Em contrapartida, Lip (Jeremy Allen White) foi um dos pontos negativos do ano. No início, os diretores acertaram o ponto do personagem como protagonista, mas depois, conforme a trama avançava, vimos a história dele voltar à estaca zero. Após o sexto episódio, que foi um divisor de águas (das límpidas para as águas do esgoto), Lip foi colocado para nadar em círculo na mesma história de colocar tudo a perder. Um dos personagens mais promissores da série não se importou com os irmãos, perdeu a casa, o emprego e teve outra recaída, tudo para inflar o próprio ego.

A pandemia pode ter sido um dos motivos para Emmy Rossum não ter retornado no encerramento de Shameless (Foto: Showtime)

Ian (Cameron Monaghan) e Mickey (Noel Fisher) foram praticamente as únicas salvações do fracasso que foi a décima temporada. Recém-casados, a série até acertou em colocar o casal Gallavich tendo problemas e ainda se ajustando no casamento, mas escolheram o assunto completamente desconexo com o tipo de casal que foi mostrado a série toda. Ao menos, a relação volta aos trilhos e eles são quase os únicos a terem um final concluído. Na temporada onze, o clima de casório está com Kevin e Veronica. A base estrutural mais firme de Shameless mereceu a linda cena de casamento dirigida por Shanola Hampton, intérprete de V.

Para a quase impossível missão de substituir Fiona, quem foi escalada foi Debbie (Emma Kenney). Obrigada a amadurecer desde os primeiros anos de Shameless, as decisões inconsequentes tomadas por ela durante a temporada, evitando os problemas, enchendo a cara, se drogando e destruindo relacionamentos, inclusive o dela, lembra Fiona. Mas, a tentativa descarada de arrumar uma substituta torna Deb uma chata de galocha. Dá para concordar com a garota em relação a futura venda da casa, porém não existe um centímetro de pano pra passar nas falas homofóbicas dela.

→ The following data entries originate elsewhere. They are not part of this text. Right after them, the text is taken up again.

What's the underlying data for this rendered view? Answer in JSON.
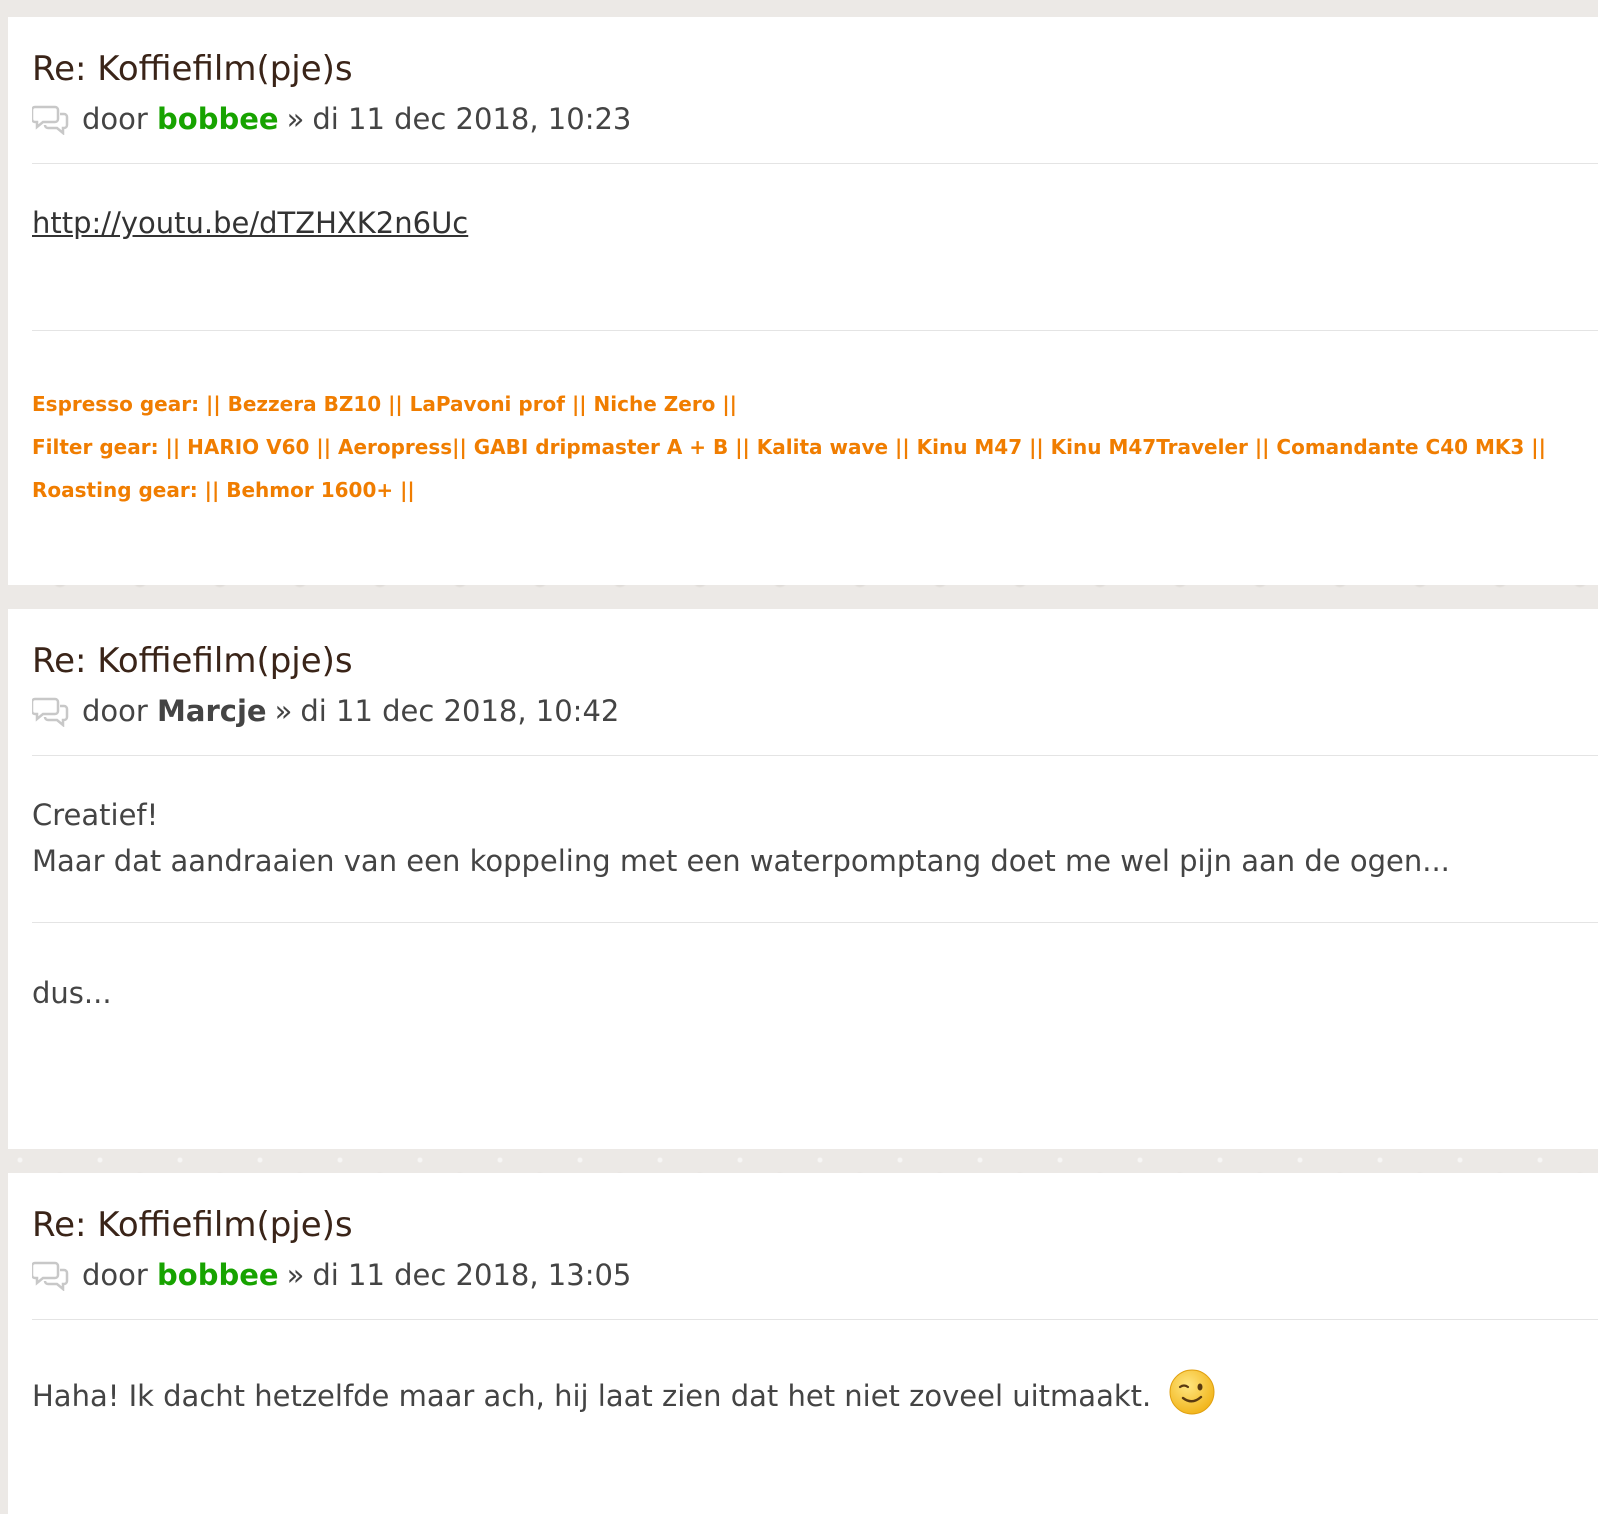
{
  "posts": [
    {
      "title": "Re: Koffiefilm(pje)s",
      "by": "door",
      "author": "bobbee",
      "sep": "»",
      "date": "di 11 dec 2018, 10:23",
      "link": "http://youtu.be/dTZHXK2n6Uc",
      "signature": [
        "Espresso gear: || Bezzera BZ10 || LaPavoni prof || Niche Zero ||",
        "Filter gear: || HARIO V60 || Aeropress|| GABI dripmaster A + B || Kalita wave || Kinu M47 || Kinu M47Traveler || Comandante C40 MK3 ||",
        "Roasting gear: || Behmor 1600+ ||"
      ]
    },
    {
      "title": "Re: Koffiefilm(pje)s",
      "by": "door",
      "author": "Marcje",
      "sep": "»",
      "date": "di 11 dec 2018, 10:42",
      "body": [
        "Creatief!",
        "Maar dat aandraaien van een koppeling met een waterpomptang doet me wel pijn aan de ogen..."
      ],
      "signature_text": "dus..."
    },
    {
      "title": "Re: Koffiefilm(pje)s",
      "by": "door",
      "author": "bobbee",
      "sep": "»",
      "date": "di 11 dec 2018, 13:05",
      "body": "Haha! Ik dacht hetzelfde maar ach, hij laat zien dat het niet zoveel uitmaakt.",
      "emoji": "wink-emoji"
    }
  ],
  "colors": {
    "author_green": "#17a300",
    "signature_orange": "#f07d00",
    "title_brown": "#3a2418"
  }
}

Shameless foi da água pro vinho, mas deixou o vinho avinagrar, se encerrando como sempre: sem a menor vergonha na cara de fazer os personagens evoluírem e sem concluir plot nenhum. Em 11 anos de cretinice, Shameless nunca teve um final feliz e não era cobrado da série que entregasse muito em seu encerramento mas não entregar nada foi sacanagem. A série sempre seguiu a linha de que tudo dá errado pra eles, mas usar seguir esse caminho até o segundo final incomoda. 

Não ver o crescimento profissional, nem de um deles que seja. A personagem mais proveitosa, por incrível que pareça, é Frank, com uma redenção a essa altura do campeonato que só funcionou por fazermos parte da família. Fiona que carregou a série por nove anos não chega a ser mencionada, nem dizem que ela enviou mensagem ou ligou. Foram doze episódios para uma despedida digna, mas por fim todos ficaram à mercê da própria sorte. Fucking Frank! Fucking Gallaghers!